Topic 15 of 33 - Your Place in the Learning Journey
Alexander the Great
Alexander III of Macedon - known to history as Alexander the Great - was born in 356 BCE and died in Babylon in 323 BCE at the age of 32. In the thirteen years of his active military career he conquered an empire stretching from Greece through Egypt, Persia, Central Asia, and into the Punjab of modern Pakistan. No military achievement in the ancient world matched it for speed and scope, and its cultural consequences outlasted his empire by centuries. The world the New Testament was written in was, in significant ways, the world Alexander made.
Alexander's military genius is well documented and not in dispute. What made his conquests different from those of earlier empires was his cultural vision. He actively promoted the fusion of Greek and Persian culture - adopting Persian court customs, encouraging his soldiers to marry Persian women, and founding Greek-style cities (many called Alexandria) across the empire as centers of Greek culture.

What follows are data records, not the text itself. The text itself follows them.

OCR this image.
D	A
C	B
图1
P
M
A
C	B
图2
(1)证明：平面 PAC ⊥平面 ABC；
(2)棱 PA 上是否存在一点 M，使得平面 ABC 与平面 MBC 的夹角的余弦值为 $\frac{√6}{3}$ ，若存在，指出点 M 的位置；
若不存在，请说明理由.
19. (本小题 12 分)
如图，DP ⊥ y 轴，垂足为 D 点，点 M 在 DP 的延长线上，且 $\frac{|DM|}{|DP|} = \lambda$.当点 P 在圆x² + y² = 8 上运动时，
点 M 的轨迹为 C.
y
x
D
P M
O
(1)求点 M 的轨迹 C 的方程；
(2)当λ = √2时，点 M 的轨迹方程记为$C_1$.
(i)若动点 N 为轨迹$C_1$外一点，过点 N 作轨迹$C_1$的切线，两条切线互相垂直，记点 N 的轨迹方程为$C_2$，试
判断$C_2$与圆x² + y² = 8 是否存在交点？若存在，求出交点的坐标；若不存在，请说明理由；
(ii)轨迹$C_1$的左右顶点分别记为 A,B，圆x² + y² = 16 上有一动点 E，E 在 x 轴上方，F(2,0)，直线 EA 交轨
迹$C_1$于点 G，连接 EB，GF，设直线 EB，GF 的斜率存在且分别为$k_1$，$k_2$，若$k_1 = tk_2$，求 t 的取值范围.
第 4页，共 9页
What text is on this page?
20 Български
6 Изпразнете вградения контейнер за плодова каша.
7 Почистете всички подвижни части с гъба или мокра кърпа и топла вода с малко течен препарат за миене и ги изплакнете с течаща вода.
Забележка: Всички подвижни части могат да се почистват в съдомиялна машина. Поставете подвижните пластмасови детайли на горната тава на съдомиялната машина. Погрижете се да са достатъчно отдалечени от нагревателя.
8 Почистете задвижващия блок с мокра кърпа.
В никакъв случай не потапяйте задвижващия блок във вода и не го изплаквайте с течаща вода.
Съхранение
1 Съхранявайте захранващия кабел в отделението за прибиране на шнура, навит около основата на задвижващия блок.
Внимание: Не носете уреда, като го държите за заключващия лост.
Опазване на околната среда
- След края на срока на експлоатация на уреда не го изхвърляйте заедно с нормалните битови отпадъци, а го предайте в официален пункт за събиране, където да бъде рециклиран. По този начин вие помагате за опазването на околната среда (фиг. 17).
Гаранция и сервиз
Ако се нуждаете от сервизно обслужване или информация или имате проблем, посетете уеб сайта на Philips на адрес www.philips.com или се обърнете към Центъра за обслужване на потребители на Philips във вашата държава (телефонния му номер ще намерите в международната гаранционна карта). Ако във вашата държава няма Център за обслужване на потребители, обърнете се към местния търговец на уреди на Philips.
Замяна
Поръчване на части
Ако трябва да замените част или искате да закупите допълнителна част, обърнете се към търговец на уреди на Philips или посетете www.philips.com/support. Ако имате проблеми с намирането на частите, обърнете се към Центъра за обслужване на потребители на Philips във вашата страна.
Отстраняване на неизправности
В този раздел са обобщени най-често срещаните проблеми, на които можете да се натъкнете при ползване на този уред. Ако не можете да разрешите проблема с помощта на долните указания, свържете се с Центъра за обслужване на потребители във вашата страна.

His successors continued this policy, and the result was the Hellenistic world: a vast cultural zone in which Greek language, Greek philosophy, Greek art, and Greek institutional forms were the common currency of educated life across the eastern Mediterranean and Near East.
Alexander's death without a clear successor produced one of the ancient world's most consequential succession crises. His generals - the Diadochi, or "successors" - spent the next two decades fighting each other for pieces of the empire. By around 301 BCE the empire had effectively stabilized into several major kingdoms: the Ptolemaic kingdom in Egypt, the Seleucid kingdom in Syria and the East, and the Antigonid kingdom in Macedonia and Greece. Judea found itself caught between the Ptolemies and the Seleucids, passed back and forth between them until the Seleucid crisis of the 2nd century BCE that produced the Maccabean revolt.
For Bible readers, Alexander's significance is primarily linguistic and cultural. The spread of Koine Greek as the common language of the eastern Mediterranean is the direct result of his conquests - and it is the reason every book of the New Testament was written in Greek. The translation of the Hebrew scriptures into Greek (the Septuagint), which made the Bible accessible to diaspora Jews and later to Gentile converts, was also a consequence of the Greek cultural world Alexander created. In a very real sense, the accessibility of the biblical message across cultures owes something to a Macedonian military genius who died at 32 and probably never heard the name of the God of Israel.